De cara – limpa: nunca fui cara-pintada, maquiado, “lampeduzianamente” (se é que esse advérbio é possível), de Tancredi, num “Plus ça change plus c’est la même chose” –, não sei o apito que toco aqui, nem mesmo acolá. E de tão pouco musical, sendo para mim um extenuante desafio até batucar com os dedos numa mesa de bar em que ninguém está me ouvindo mesmo, sequer toco bem um apito, arriscando-me assim, se insisto em exibir dotes que não tenho, virtuosidade já viciada, a que ninguém me dê atenção; mesmo entrando com o apito na mão, arrisco-me a que ninguém me obedeça, ainda que ninguém mais possa tocá-lo.
De cara, não sou índio, embora, caído no mesmo caldeirão fervente das misturas, saído daí num caldo em que já não se reconhecem, individualmente, os ingredientes desse doce-DNA, deve haver algo de primitivamente selvagem em mim, assim a olhos que tomam por selva o que, narcisistas, não lhes surge como espelho, tanto quanto deve haver, ainda em mim, algo daquele ingênuo ridículo de, tendo acreditado na propaganda de uma moda que prega tudo misturar, me exibir de calção colorido (já cobrindo uma nudez envergonhada), camiseta de time de futebol (já cobrindo um peito sem ingenuidade natural), um boné de universidade americana, mesmo que não seja original (sabe Tupã cobrindo o quê: que se passa nessa cabeça?), ao mesmo tempo em que me mostro pintado, com uma maquiagem que transgride a noção “civilizada” de guerra, com sua pintura camuflada para, num mimetismo bélico, passar despercebido entre a folhagem da selva, escapando aos olhos inimigos: a pintura da hora é de um vermelho acentuado, de urucum sem rubor.
Para mim, qualquer desculpa (me) serve.

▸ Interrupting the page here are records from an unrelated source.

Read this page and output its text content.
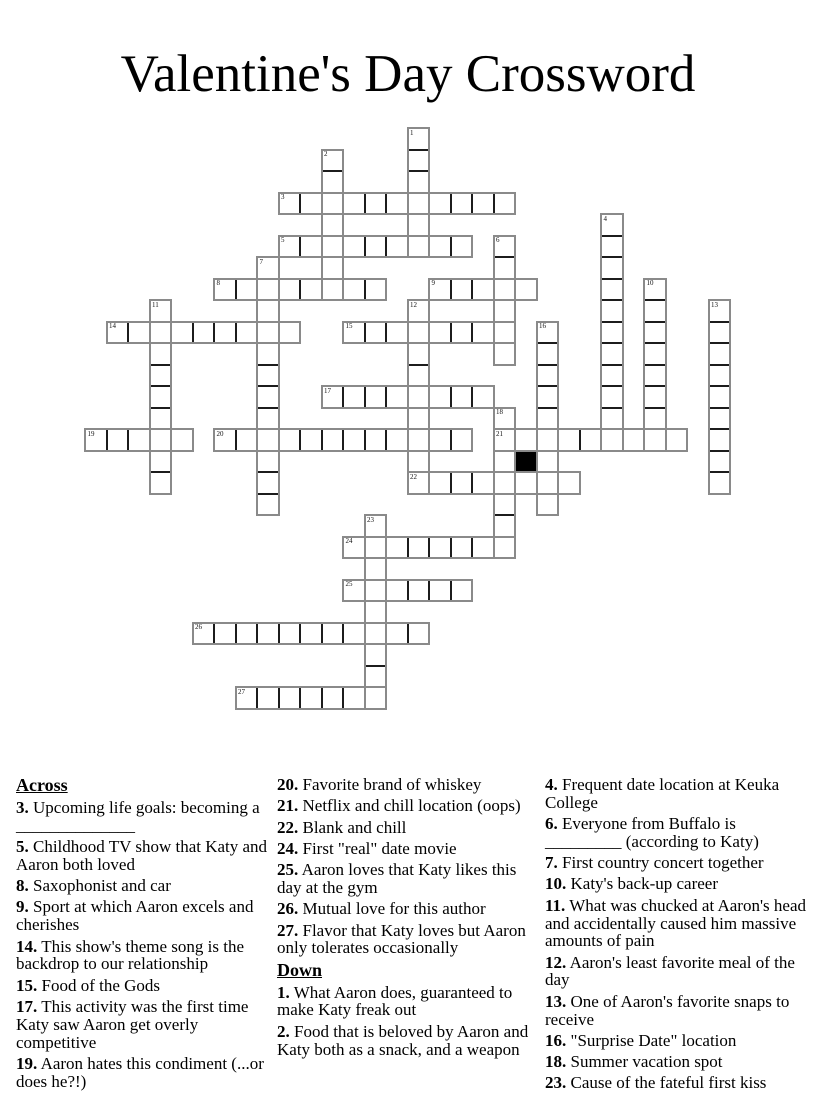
Valentine's Day Crossword
1
2
3
4
5	6
7
8	9	10
11	12
22
13
14	15	16
17
18
21
19	20
23
24
25
26
27

Across

3. Upcoming life goals: becoming a ______________

5. Childhood TV show that Katy and Aaron both loved

8. Saxophonist and car

9. Sport at which Aaron excels and cherishes

14. This show's theme song is the backdrop to our relationship

15. Food of the Gods

17. This activity was the first time Katy saw Aaron get overly competitive

19. Aaron hates this condiment (...or does he?!)

20. Favorite brand of whiskey

21. Netflix and chill location (oops)

22. Blank and chill

24. First "real" date movie

25. Aaron loves that Katy likes this day at the gym

26. Mutual love for this author

27. Flavor that Katy loves but Aaron only tolerates occasionally

Down

1. What Aaron does, guaranteed to make Katy freak out

2. Food that is beloved by Aaron and Katy both as a snack, and a weapon

4. Frequent date location at Keuka College

6. Everyone from Buffalo is _________ (according to Katy)

7. First country concert together

10. Katy's back-up career

11. What was chucked at Aaron's head and accidentally caused him massive amounts of pain

12. Aaron's least favorite meal of the day

13. One of Aaron's favorite snaps to receive

16. "Surprise Date" location

18. Summer vacation spot

23. Cause of the fateful first kiss
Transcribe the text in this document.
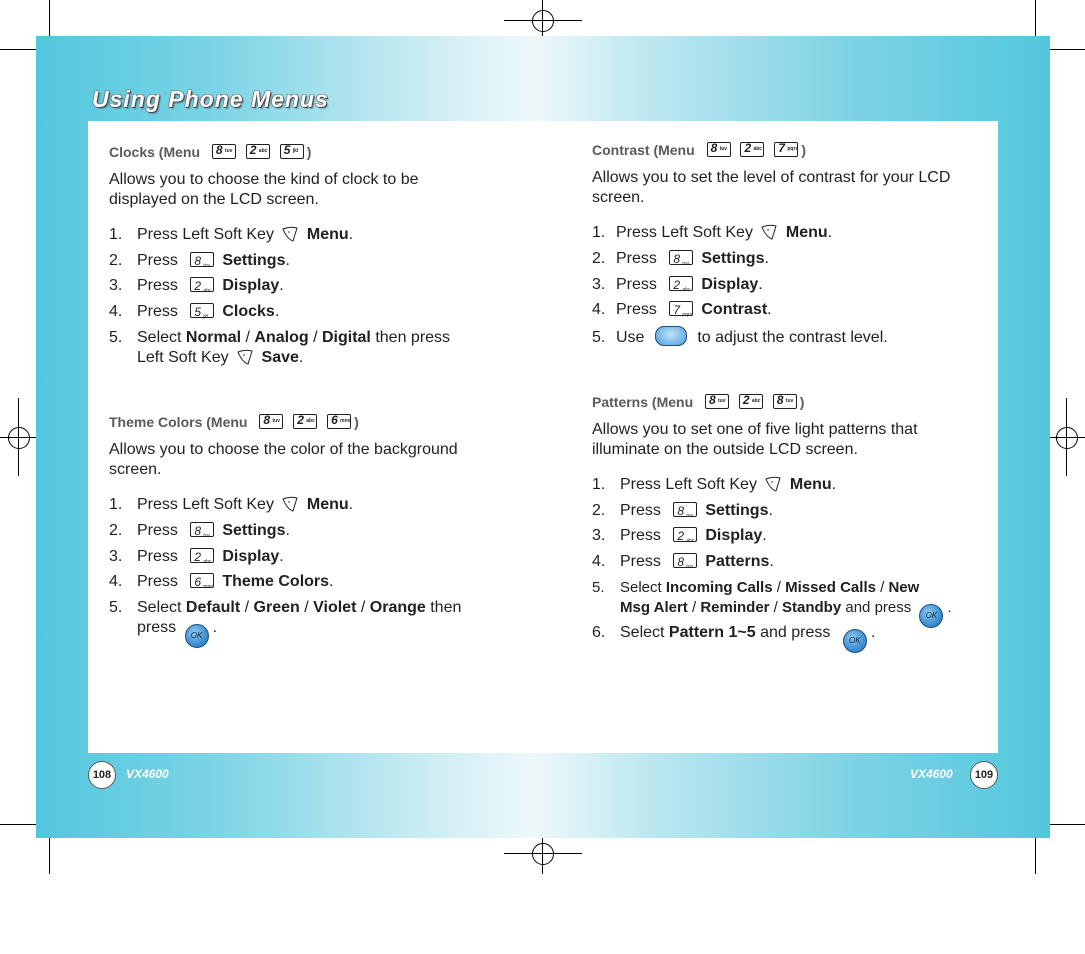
Using Phone Menus
Clocks (Menu 8 tuv
2 abc
5 jkl )
Allows you to choose the kind of clock to be displayed on the LCD screen.
1. Press Left Soft Key Menu.
2. Press 8 tuv Settings.
3. Press 2 abc Display.
4. Press 5 jkl Clocks.
5. Select Normal / Analog / Digital then press
Left Soft Key Save.
Theme Colors (Menu 8 tuv
2 abc
6 mno )
Allows you to choose the color of the background screen.
1. Press Left Soft Key Menu.
2. Press 8 tuv Settings.
3. Press 2 abc Display.
4. Press 6 mno Theme Colors.
5. Select Default / Green / Violet / Orange then
press OK .
Contrast (Menu 8 tuv
2 abc
7 pqrs )
Allows you to set the level of contrast for your LCD screen.
1. Press Left Soft Key Menu.
2. Press 8 tuv Settings.
3. Press 2 abc Display.
4. Press 7 pqrs Contrast.
5. Use	to adjust the contrast level.
Patterns (Menu 8 tuv
2 abc
8 tuv )
Allows you to set one of five light patterns that illuminate on the outside LCD screen.
1. Press Left Soft Key Menu.
2. Press 8 tuv Settings.
3. Press 2 abc Display.
4. Press 8 tuv Patterns.
5. Select Incoming Calls / Missed Calls / New
Msg Alert / Reminder / Standby and press OK .
6. Select Pattern 1~5 and press OK .
108	VX4600	VX4600	109
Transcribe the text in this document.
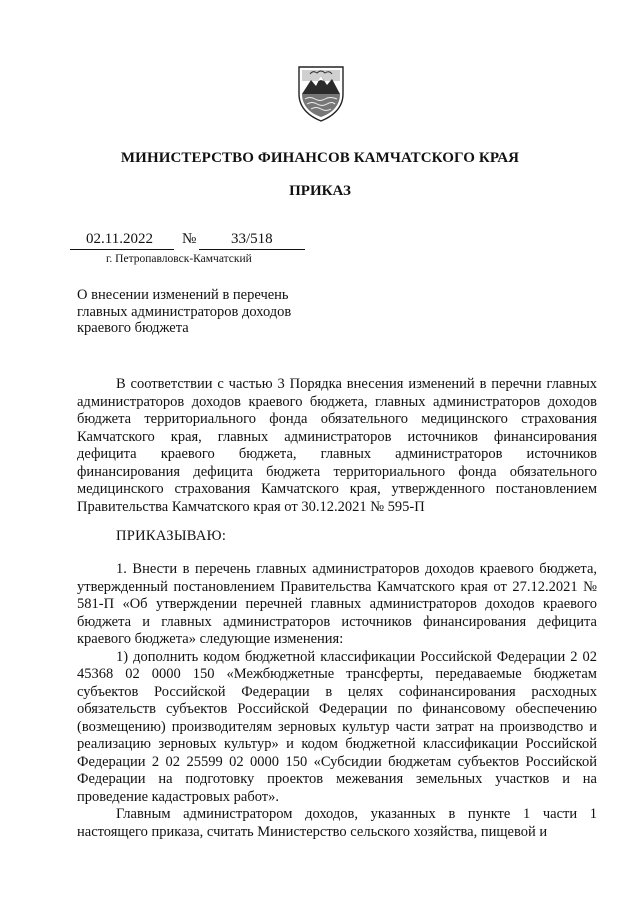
МИНИСТЕРСТВО ФИНАНСОВ КАМЧАТСКОГО КРАЯ
ПРИКАЗ
02.11.2022 № 33/518
г. Петропавловск-Камчатский
О внесении изменений в перечень главных администраторов доходов краевого бюджета

В соответствии с частью 3 Порядка внесения изменений в перечни главных администраторов доходов краевого бюджета, главных администраторов доходов бюджета территориального фонда обязательного медицинского страхования Камчатского края, главных администраторов источников финансирования дефицита краевого бюджета, главных администраторов источников финансирования дефицита бюджета территориального фонда обязательного медицинского страхования Камчатского края, утвержденного постановлением Правительства Камчатского края от 30.12.2021 № 595-П

ПРИКАЗЫВАЮ:

1. Внести в перечень главных администраторов доходов краевого бюджета, утвержденный постановлением Правительства Камчатского края от 27.12.2021 № 581-П «Об утверждении перечней главных администраторов доходов краевого бюджета и главных администраторов источников финансирования дефицита краевого бюджета» следующие изменения:

1) дополнить кодом бюджетной классификации Российской Федерации 2 02 45368 02 0000 150 «Межбюджетные трансферты, передаваемые бюджетам субъектов Российской Федерации в целях софинансирования расходных обязательств субъектов Российской Федерации по финансовому обеспечению (возмещению) производителям зерновых культур части затрат на производство и реализацию зерновых культур» и кодом бюджетной классификации Российской Федерации 2 02 25599 02 0000 150 «Субсидии бюджетам субъектов Российской Федерации на подготовку проектов межевания земельных участков и на проведение кадастровых работ».

Главным администратором доходов, указанных в пункте 1 части 1 настоящего приказа, считать Министерство сельского хозяйства, пищевой и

Havendo motivo, por mais batido, por já quase esquecido, ponho-me a escrever, num transe sem bebida prévia. Para outros, para que me lê, isso deve ser, a qualquer dia, dia de índio, programa que poderia ser evitado sem que fosse preciso se pular o calendário das datas nacionais, apenas baseando-se em experiência passada, vislumbrando-se, já nas primeiras linhas, quando o apito ainda soa tímido, o que virá depois, apito à mão, sentindo-me dono dele, a ponto de tocá-lo de qualquer jeito, sem apurar o estilo, sem me preocupar com a harmonia, com a melodia, atendo-me, no máximo, a um ritmo rudimentar marcado por sopros regulares.
Meu dia, índio sem cocar, nasce com uma palavra – que nem precisa ser (dia de) “sol”. Minhas palavras – às vezes, arco no auge de sua tensão, noutras, flecha com intenção certeira, e que pode ficar só nas boas intenções, sem alcançar o alvo – não passam de “uma pena”: e se é possível reconhecer um índio com só uma, preferencialmente a lhe pontuar a cabeça, são mais reconhecidos os que, sem pena, desnudam aves coloridas às pencas. Minha pena não vai para as aves repentinamente desnudas, sequer para os índios extintos, mas tão-somente para a extinção das tintas que alimentavam as penas, restando só um fiozinho delas para um bico-de-pena que reproduz, com semelhança assustadora, um índio já sem contorno, um índio já com (tantos) limites, um índio com(o) reserva legal para a falta de outros motivos.